The FEI has spoken out about harmonizing entry fees in showjumping, stating that the proposal was not their idea.
As reported in H&C earlier this week, harmonizing entry fees would see Europe adopting the US model, where fees are based on a percentage of prize money. According to Olympic showjumper Steve Guerdat this could triple their costs, which would make the sport prohibitively expensive.
Harmonizing entry fees will be discussed at the FEI Sports Forum in Switzerland on 10 April, after a proposal was submitted by the Alliance of Jumping Organisers (AJO).
The FEI released a statement on Facebook, in response to the #Notoharmonizing campaign, to explain its position on this the controversial new ruling.
‘Not in favour’
“It’s great that our community is letting us know their views, but can we just clarify that there is no proposal from the FEI or from the Jumping Committee on harmonisation of entry fees.
“The FEI has taken no position on this whatsoever, but the FEI President stated to the media this week that he personally is not in favour of this specific proposal.”
AJO president Ian Allison told H&C the FEI director of jumping requested their input.
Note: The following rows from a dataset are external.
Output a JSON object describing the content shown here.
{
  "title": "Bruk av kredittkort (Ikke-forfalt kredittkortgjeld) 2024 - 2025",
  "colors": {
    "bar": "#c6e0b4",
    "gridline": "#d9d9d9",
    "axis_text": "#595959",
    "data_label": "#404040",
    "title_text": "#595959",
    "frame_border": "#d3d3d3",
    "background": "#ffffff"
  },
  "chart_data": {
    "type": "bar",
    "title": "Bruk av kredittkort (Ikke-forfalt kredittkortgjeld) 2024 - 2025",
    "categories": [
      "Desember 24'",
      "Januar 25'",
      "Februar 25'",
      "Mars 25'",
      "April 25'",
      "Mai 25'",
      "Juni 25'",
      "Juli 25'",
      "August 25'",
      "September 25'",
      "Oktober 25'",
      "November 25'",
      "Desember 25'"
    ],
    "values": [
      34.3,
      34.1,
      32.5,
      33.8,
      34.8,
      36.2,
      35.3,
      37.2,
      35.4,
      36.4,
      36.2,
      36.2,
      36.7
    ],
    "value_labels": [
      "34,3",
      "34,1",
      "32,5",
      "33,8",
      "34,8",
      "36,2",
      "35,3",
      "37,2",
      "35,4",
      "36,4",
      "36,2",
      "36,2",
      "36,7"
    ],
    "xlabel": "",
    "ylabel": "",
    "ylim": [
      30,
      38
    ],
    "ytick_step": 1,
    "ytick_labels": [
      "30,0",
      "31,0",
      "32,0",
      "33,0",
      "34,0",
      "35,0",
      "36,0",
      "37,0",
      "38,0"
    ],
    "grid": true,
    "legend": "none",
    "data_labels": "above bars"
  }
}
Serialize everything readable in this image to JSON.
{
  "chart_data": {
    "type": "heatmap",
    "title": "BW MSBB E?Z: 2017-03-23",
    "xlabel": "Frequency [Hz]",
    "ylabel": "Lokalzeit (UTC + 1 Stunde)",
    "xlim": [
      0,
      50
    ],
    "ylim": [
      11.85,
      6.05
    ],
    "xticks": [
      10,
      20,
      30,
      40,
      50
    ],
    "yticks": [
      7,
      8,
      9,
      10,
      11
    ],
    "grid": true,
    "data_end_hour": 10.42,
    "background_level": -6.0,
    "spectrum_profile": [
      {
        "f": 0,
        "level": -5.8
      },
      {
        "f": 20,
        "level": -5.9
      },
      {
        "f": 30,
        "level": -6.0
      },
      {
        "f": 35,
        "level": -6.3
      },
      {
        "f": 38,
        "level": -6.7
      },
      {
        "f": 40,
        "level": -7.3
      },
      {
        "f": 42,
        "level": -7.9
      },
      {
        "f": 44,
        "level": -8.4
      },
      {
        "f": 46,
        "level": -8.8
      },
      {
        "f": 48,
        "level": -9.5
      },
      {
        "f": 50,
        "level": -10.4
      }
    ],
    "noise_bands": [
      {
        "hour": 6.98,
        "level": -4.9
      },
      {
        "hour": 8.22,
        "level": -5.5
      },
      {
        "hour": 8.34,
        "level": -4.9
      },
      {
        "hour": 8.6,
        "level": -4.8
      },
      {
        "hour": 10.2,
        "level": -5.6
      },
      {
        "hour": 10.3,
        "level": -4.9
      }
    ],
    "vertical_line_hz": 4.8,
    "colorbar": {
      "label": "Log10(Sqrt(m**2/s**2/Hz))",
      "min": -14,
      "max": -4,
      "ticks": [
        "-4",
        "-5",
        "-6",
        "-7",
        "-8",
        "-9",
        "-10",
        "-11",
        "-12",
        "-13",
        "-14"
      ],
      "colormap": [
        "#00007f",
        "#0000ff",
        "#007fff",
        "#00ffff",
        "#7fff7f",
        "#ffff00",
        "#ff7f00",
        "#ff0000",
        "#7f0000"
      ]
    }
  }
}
Their goal was to arrive at a more standardised set of requirements for invitations and fees, which can be used by organisers of FEI CSI/CSIO events.
They have spent the last three months inviting input from its worldwide membership and community of showjumping event organisers from Europe, North America and Asia.
“Our committee has a great knowledge of the sport, organisation, sustainability challenges and a desire to take the long term considered approach,” AJO president Ian said. “I believe we presented this and framed it up accordingly when we submitted our recommendations for discussion to the FEI early in February.
“We have also undertaken an in-depth analysis of what the real costs are to compete in Europe, as opposed to what people perceive and purport them to be. It’s quite interesting actually.”
Ian believes their recommendations add a “degree of harmonization” while addressing the FEI’s goals and preferences, and trying to rid the sport of unregulated wild/pay cards.
“Our hope was to present and discuss our findings in a proper forum,” Ian continued. “It seems the topic is now the subject of widespread discussion, debate, unfounded speculation and opinion on a number of platforms without a real understanding of what we were tasked to do OR how we structured our recommendations to be flexible to all stakeholders.
“Indeed, when we had the opportunity to outline in detail our proposal it was met with understanding and support by the national federations, riders and media we reviewed it with.”